Chasing marijuana users comes at too high a cost
A supporter of legalized marijuana holds up a small blunt at Civic Center Park in Denver, Colo. Commentator Todd Buchholz says decriminalizing marijuana could help ease a taxpayer burden.
I consider myself tough on crime, but every time I wait in a slow, snaking line at the airport, I wonder why we're wasting so many public dollars chasing down marijuana users?
Now I've never touched the stuff, but at a time of exploding budget deficits, keeping pot illegal costs taxpayers a ridiculous amount of money. Nearly half of all U.S. drug arrests are for marijuana. Don't we have better ways of deploying our police than sending them after people toking on some dried out vegetable? By chasing after users and sellers, we actually incite more crime. If you lock up a seller and create a shortage of pot, the price goes up, right? Well, when the price goes up, that inspires more growers and dealers to enter the trade because the profits are even higher. This is not Adam Smith on drugs. This is Adam Smith stone-cold sober.
Here's another way to look at it. Coffee is addictive, right? But you don't see murderous trafficking in it. If we banned coffee, you'd find 100 million Americans trying to corner Howard Schultz in an alley outside a boarded up Starbucks: "Hey, score me a mochachino. Leave the gun, take the latte."
A Harvard study showed that the U.S. would save nearly $8 billion by decriminalizing marijuana. Then there's every bureaucrat's favorite word: revenue. States could raise up to $6 billion by taxing the stuff.
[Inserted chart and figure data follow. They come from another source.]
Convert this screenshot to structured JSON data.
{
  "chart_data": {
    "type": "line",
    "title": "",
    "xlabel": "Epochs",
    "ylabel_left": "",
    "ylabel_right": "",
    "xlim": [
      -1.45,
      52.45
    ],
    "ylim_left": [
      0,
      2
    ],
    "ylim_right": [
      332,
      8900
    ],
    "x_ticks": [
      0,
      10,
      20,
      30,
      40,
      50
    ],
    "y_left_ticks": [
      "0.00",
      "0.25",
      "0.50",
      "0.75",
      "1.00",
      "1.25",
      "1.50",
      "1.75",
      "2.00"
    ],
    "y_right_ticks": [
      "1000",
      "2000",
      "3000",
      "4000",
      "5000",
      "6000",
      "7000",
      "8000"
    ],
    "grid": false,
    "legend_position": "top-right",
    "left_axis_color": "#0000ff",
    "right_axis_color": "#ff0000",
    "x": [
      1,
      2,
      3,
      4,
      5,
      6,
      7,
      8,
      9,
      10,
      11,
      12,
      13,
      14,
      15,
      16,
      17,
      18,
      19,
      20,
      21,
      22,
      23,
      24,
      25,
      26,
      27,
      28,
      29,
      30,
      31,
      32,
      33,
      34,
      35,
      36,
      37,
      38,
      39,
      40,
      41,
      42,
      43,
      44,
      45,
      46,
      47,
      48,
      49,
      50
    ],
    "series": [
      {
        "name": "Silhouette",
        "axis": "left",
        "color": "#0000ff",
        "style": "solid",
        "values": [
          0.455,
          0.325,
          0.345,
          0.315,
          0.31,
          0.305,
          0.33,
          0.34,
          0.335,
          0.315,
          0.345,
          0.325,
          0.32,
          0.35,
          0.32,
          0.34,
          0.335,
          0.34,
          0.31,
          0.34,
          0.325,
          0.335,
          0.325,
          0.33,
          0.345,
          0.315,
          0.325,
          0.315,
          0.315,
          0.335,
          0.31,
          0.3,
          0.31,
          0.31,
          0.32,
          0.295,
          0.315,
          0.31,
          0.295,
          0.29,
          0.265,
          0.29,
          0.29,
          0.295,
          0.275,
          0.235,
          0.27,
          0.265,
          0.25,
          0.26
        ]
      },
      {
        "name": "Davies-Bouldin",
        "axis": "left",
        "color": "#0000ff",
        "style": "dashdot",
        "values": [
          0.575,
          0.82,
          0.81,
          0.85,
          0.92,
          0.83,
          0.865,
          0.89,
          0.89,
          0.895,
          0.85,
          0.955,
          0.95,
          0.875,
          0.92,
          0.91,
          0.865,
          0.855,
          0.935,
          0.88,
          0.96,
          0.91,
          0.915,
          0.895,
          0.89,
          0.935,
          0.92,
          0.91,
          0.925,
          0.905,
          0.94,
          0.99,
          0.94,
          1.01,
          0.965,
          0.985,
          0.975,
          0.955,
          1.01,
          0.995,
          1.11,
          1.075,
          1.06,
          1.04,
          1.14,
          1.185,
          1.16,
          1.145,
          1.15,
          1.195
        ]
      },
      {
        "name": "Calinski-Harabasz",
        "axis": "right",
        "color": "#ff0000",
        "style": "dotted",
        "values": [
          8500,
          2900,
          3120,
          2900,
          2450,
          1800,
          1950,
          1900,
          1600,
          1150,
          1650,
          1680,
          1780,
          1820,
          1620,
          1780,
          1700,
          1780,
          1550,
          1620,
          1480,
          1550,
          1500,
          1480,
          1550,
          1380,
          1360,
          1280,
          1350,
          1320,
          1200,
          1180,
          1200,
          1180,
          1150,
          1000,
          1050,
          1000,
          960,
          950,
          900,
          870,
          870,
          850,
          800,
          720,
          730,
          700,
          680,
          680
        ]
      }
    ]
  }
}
A friend assured me that three-quarters of those receipts would come from the extra sale of Doritos alone.
Now, I'm not suggesting that smoking marijuana is a good thing. It's not. It damages your lungs, toys with your chromosomes and might make you dopier. But let's face it, nearly 10 million people watch "Jersey Shore." There are plenty of ways to keep dopey people busy, without providing them with overnight lodging on your dime at your local jail.